Mauritanie: l'histoire d'une gouvernance hantée par la gabegie

Mohamed ould Abdel Aziz, président de la Mauritanie.

Mohamed ould Abdel Aziz, président de la Mauritanie. . DR

Le 31/07/2017 à 16h48, mis à jour le 31/07/2017 à 19h25

Le concept de gabegie est au centre de tous les discours en Mauritanie depuis plusieurs années, malgré le contenu souvent contradictoire que lui donnent les membres de la classe politique, suivant qu'ils sont issus de la majorité ou de l'opposition.

Le concept de gabegie revient de manière récurrente dans la rhétorique de la classe politique mauritanienne, qu’ils soient issus de la majorité ou de l’opposition, depuis quelques années.

Dans ce pays, la pratique de détournement de deniers publics et de la prévarication était très rare et se limitait à du menu fretin, avant de se transformer en sport national favori avec l’ère des putschs militaires à partir du 10 juillet 1978.

Mais le 6 août 2008, l’auteur du dernier acte de rupture avec la légalité, suite à un coup d'Etat ayant renversé un gouvernement civil démocratiquement élu, Mohamed Ould Abdel Aziz s’engagea fermement à mettre fin à cette pratique emportant ainsi l’adhésion d’une importante frange de l’opinion nationale.

Toutefois, beaucoup d’eau a coulé sous les ponts de la gouvernance et de la gestion des affaires publiques dans le pays au cours des 9 dernières années, même si le terme est reste dans le langage quotidien, en étant régulièrement travesti et galvaudé.

Ainsi, s’exprimant dans le cadre de la campagne référendaire en vue de l’adoption d’un projet révision constitutionnelle, cette semaine à Rosso (Sud), le président Mohamed Ould Abdel Aziz, a qualifié le sénat de «nid de la corruption» légitimant ainsi l’option de sa suppression.

Les sages ont répliqué en rappelant au chef de l’Etat qu’ils n’ont pas la gestion les deniers publics et l’attribution des marchés.

Pour mettre fin à cette polémique, le Pr Lô Gourmo, enseignant en droit, avocat et vice-président de l’Union des forces de progrès (UFP), pose une seule question, une interrogation capitale.

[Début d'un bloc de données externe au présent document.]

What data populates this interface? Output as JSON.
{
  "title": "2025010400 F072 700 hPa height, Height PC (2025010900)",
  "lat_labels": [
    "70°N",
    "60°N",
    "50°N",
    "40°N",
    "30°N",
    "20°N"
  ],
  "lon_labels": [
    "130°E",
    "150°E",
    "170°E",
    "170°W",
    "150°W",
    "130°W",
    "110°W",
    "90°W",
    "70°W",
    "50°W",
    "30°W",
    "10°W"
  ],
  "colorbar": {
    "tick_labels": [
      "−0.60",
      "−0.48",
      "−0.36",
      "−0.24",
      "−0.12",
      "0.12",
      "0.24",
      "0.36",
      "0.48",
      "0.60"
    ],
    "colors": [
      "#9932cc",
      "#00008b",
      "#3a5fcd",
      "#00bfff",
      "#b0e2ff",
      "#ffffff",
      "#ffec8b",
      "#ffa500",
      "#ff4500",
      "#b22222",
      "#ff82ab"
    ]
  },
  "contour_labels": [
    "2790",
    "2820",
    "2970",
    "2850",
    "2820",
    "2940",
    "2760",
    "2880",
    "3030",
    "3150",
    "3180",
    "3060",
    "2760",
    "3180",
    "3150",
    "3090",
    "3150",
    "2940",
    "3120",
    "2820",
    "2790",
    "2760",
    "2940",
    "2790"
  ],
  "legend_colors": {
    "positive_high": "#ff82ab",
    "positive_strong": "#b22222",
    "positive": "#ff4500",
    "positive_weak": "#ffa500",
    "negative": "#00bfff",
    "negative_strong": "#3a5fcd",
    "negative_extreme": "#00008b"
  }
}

Il interpelle l’opinion en ces termes: «pourquoi, depuis le putsch de 2009, pas un seul dossier de détournement de fonds, trafic d’influence, abus de biens sociaux….. brandi par Ould Abdel Aziz, contre les membres de l’opposition, n’a jamais été soumis à un seul tribunal? Qu’est ce qui retient Abdel Aziz de traduire ces fameux gabegistes qu’il aime tant vilipender, devant les nombreux organes de contrôle qu’il maîtrise? Où sont les limiers de l’Inspection générale d’Etat (IGE)? Et les juridictions pénales? Et les commissions parlementaires? Pourquoi ne pas mettre en branle toute cette machinerie, pour que le peuple soit enfin édifié sur le sort de ses milliards d’ouguiyas, mystérieusement engloutis dans un trou noir intensément dense, en partie éclairé cependant, par les graves accusations portées par 2 commissions sénatoriales dont on comprend maintenant la hâte et l’acharnement du pouvoir à chercher à les enterrer en même temps que le sénat».

Par la voix de maître Lô, l’opposition démocratique met au défi le régime «de sortir les cadavres des placards, pour que chacun reconnaisse les siens, au lieu de brandir des ombres chinoises en guise d’armes de chantage. "Alors, taisez-vous Mrs les vendeurs d’écoles et tripatouilleurs de constitution", conclut-il.

Mohamed Ould Abdel Aziz s’est emparé du pouvoir en brandissant le sabre de la lutte contre la gouvernance fétide qui caractérise la gestion des affaires publiques en Mauritanie depuis 1978.

Mais dans l’histoire récente du pays-depuis une dizaine d’années- il s’avère quasiment impossible de trouver le nom d’un gros poisson jugé, reconnu coupable et condamné pour des faits de prévarication et de corruption, notent les observateurs.

Au cours des dernières années, les pourfendeurs du régime de Nouakchott ont pourtant dénoncé l’attribution de plusieurs marchés publics sur la base «de critères nébuleux» : réalisation du nouvel aéroport international de Nouakchott, attribution du marché de la centrale électrique duale de Nouakchott, construction d’un grand complexe religieux dont la principale composante est une mosquée pour 15 milliards d’ouguiyas, pas encore sorti de terre.

Par ailleurs, à l’occasion du sommet arabe organisé fin juillet 2016 à Nouakchott, une partie de la voirie de la capitale a été réhabilitée et les rues élargies, avec des marchés attribués sur des bases fortement contestées par une importante frange de l’opinion, etc.